For one of the biggest robotics competitions on earth, a team of Generation Z-ers from South Africa made their way to Mexico accompanied by a robot with the fists and fury to fight.
You have heard of the South African national rugby team, the Springboks.
But these are the Springbots, the team of Generation Z-ers that represented the country at the Olympics of robotics, in Mexico in August, and came home placed sixth, also winning a gold medal from Walt Disney for their creativity and inspiring story.
We meet them a month before their trip, as they prepare for the battle, armed with their weapons – an iPad and a controller – and a robot no more than a meter tall made up of aluminium, wires, motors and gears.
In anticipation of the FIRST Global Challenge (FGC) 2018, one of the biggest bot fights on earth, 18-year-old Mikhaeel Reddy demonstrates how with the press of a button, he is able to get the robot to lift and drop things. Also 18, Barbara Moagi, another team member, connects and programs the robot via an app.

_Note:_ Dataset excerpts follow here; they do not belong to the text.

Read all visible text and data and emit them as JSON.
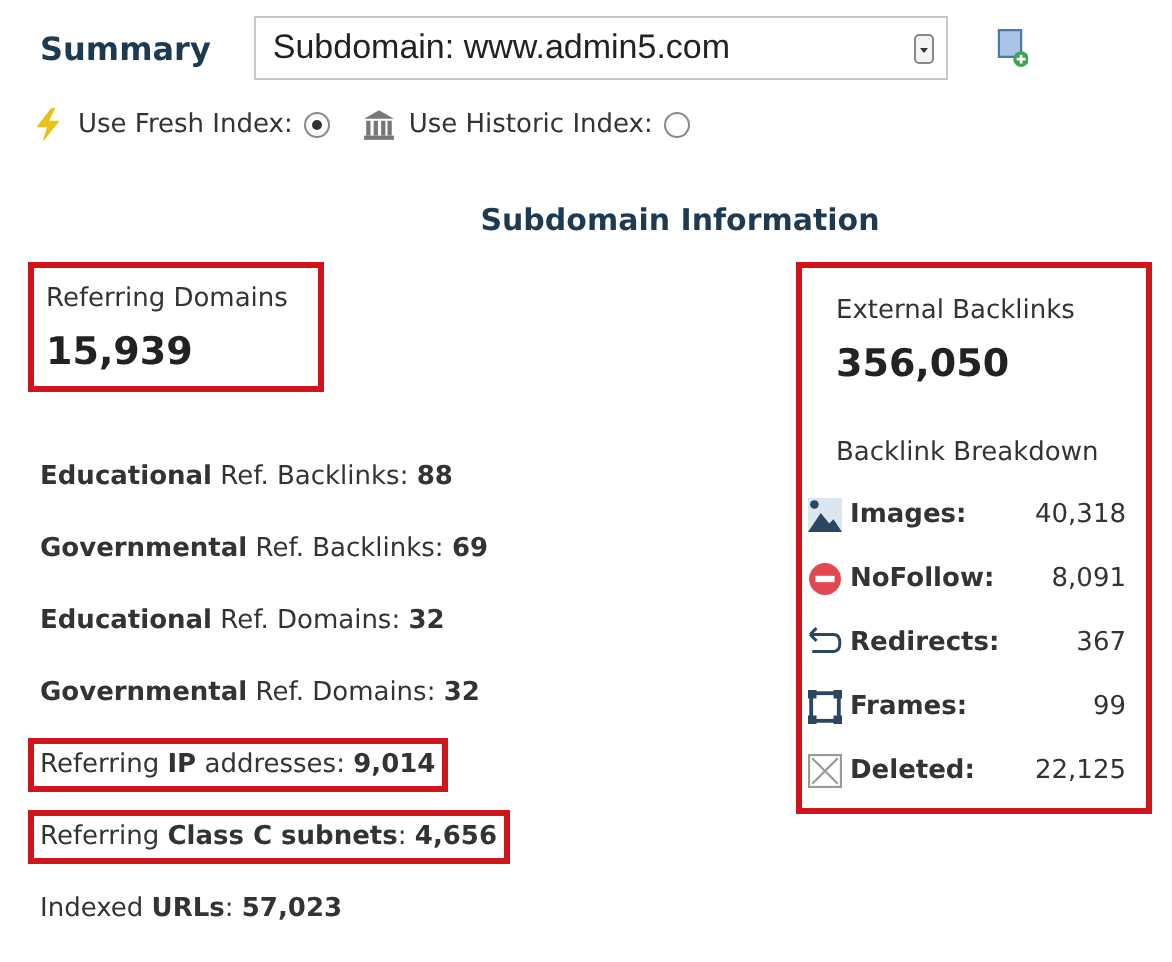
{
  "header": {
    "title": "Summary",
    "select_value": "Subdomain: www.admin5.com"
  },
  "index_options": [
    {
      "kind": "fresh",
      "label": "Use Fresh Index:",
      "selected": true
    },
    {
      "kind": "historic",
      "label": "Use Historic Index:",
      "selected": false
    }
  ],
  "section_title": "Subdomain Information",
  "referring_domains": {
    "label": "Referring Domains",
    "value": "15,939",
    "highlighted": true
  },
  "stats": [
    {
      "text": "**Educational** Ref. Backlinks: **88**",
      "highlighted": false
    },
    {
      "text": "**Governmental** Ref. Backlinks: **69**",
      "highlighted": false
    },
    {
      "text": "**Educational** Ref. Domains: **32**",
      "highlighted": false
    },
    {
      "text": "**Governmental** Ref. Domains: **32**",
      "highlighted": false
    },
    {
      "text": "Referring **IP** addresses: **9,014**",
      "highlighted": true
    },
    {
      "text": "Referring **Class C subnets**: **4,656**",
      "highlighted": true
    },
    {
      "text": "Indexed **URLs**: **57,023**",
      "highlighted": false
    }
  ],
  "external_backlinks": {
    "label": "External Backlinks",
    "value": "356,050",
    "breakdown_title": "Backlink Breakdown",
    "highlighted": true,
    "breakdown": [
      {
        "kind": "images",
        "label": "Images:",
        "value": "40,318"
      },
      {
        "kind": "nofollow",
        "label": "NoFollow:",
        "value": "8,091"
      },
      {
        "kind": "redirects",
        "label": "Redirects:",
        "value": "367"
      },
      {
        "kind": "frames",
        "label": "Frames:",
        "value": "99"
      },
      {
        "kind": "deleted",
        "label": "Deleted:",
        "value": "22,125"
      }
    ]
  }
}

Reddy and Moagi are part of a group of four including Tshenollo Mokwana and Masana Mashapa, and say they are the only team from South Africa at FGC this year, competing with 175 other teams from across the world and with students aged 14 to 18.
The robot they have built features an image of former South African president Nelson Mandela raising his fist in triumph (as he famously did on the day of his release from prison). It’s the team’s tribute to the late leader on his centenary year.